Eleven official Route 66 museums are littered along the 2,448 miles of the Mother Road, but there are dozens of unauthorized Route 66 museum signs nailed to barn doors along the route. And, yes, the barns are filled with rusted old cars.
Kingman is the official end of the 156-mile route and is punctuated with what may be the finest Mother Road shrine of them all – the Arizona Route 66 Museum. A drive-thru structure built in 2021 near the historic Powerhouse Visitor Center allows visitors a great photo-op.
This is where the official road ends, old Route 66 begins, and the ride really gets exciting. Turn left leaving the museum onto West Historic Route 66, and then take a hard right under the parallel I-40 before turning left onto Oatman Highway. This part of Route 66 twists and turns its way up to Oatman. You’ll encounter 10-mph twisties, and the sign “Beware of Burros” is to be taken seriously. Hundreds of wild asses roam these mountains and the streets of Oatman. The views on the way here are spectacular, with only one safe turnout to grab a photo.
The town is named after Olive Oatman, who was captured by a Native American tribe in the Arizona Territory and later traded to the Mohave people.
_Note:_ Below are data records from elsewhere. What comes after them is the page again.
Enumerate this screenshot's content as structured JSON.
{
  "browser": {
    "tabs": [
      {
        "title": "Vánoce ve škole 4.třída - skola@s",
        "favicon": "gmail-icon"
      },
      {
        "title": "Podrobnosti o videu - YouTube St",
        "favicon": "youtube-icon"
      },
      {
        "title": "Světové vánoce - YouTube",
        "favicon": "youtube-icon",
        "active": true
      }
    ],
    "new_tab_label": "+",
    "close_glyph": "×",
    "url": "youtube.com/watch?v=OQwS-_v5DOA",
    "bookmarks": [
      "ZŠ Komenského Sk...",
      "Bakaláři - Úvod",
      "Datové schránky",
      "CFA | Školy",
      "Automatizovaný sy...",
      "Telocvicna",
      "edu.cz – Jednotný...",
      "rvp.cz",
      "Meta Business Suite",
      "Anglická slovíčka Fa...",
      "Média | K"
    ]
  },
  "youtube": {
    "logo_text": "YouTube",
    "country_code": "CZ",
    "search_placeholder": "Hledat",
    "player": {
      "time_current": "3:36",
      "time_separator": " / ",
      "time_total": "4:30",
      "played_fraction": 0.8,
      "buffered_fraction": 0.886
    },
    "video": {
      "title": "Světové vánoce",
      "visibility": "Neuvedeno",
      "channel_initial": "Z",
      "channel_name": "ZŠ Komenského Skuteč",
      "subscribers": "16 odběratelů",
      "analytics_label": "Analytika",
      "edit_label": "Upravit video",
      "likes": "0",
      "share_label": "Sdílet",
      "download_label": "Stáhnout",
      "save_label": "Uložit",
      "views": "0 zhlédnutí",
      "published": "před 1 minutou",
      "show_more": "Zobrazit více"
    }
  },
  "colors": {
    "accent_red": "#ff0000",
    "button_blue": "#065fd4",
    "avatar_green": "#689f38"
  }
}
She spent five years with the Mohave tribe before being returned to her people and was famous for the facial tattoos she received while in captivity.
This small mining town was established in 1881. When the mines were abandoned, so were the donkeys. Oatman only survived because of its location near traffic on Route 66. Actors Clark Gable and Carole Lombard stopped there during their 1939 honeymoon. Gable fell in love with the town and returned frequently to play cards with the locals. The Oatman Hotel Restaurant & Saloon is papered wall to wall with thousands of dollar bills. The upstairs rooms are a gift shop, but the Gable-Lombard Honeymoon Suite is available to view.
With scheduled faux gunfights at noon and 2 p.m. and wild burros roaming the streets, Oatman is the real deal, annually attracting half a million tourists. Oatman is no Hollywood set. These hotels and stores were built here in the late 1800s, and they somehow survived fires, flash floods, and gunfights. At 6 p.m., Oatman becomes a ghost town. Everything closes; there are no hotels, and you surely don’t want to get caught on the mountain roads at night dodging wild donkeys.
On a good year, 6 million people visit the Grand Canyon, with 40% being foreign travelers. The retailers in Oatman tell me that 80-90% of their visitors are German, Norwegian, French, and Italian. It’s a well-known fact that Europeans are the lifeblood of many tour bus, motorcycle, and car rental companies.
Hollywood has created a compelling narrative of freedom, individuality, and the romance of the Wild West that draws throngs of the curious to re-enact this folklore. And thankfully so, because if they stopped coming, these tiny towns would all but disappear.
I can attest to this as someone of Czechoslovakian descent riding amid a sea of Harley-Davidsons. The future includes everybody.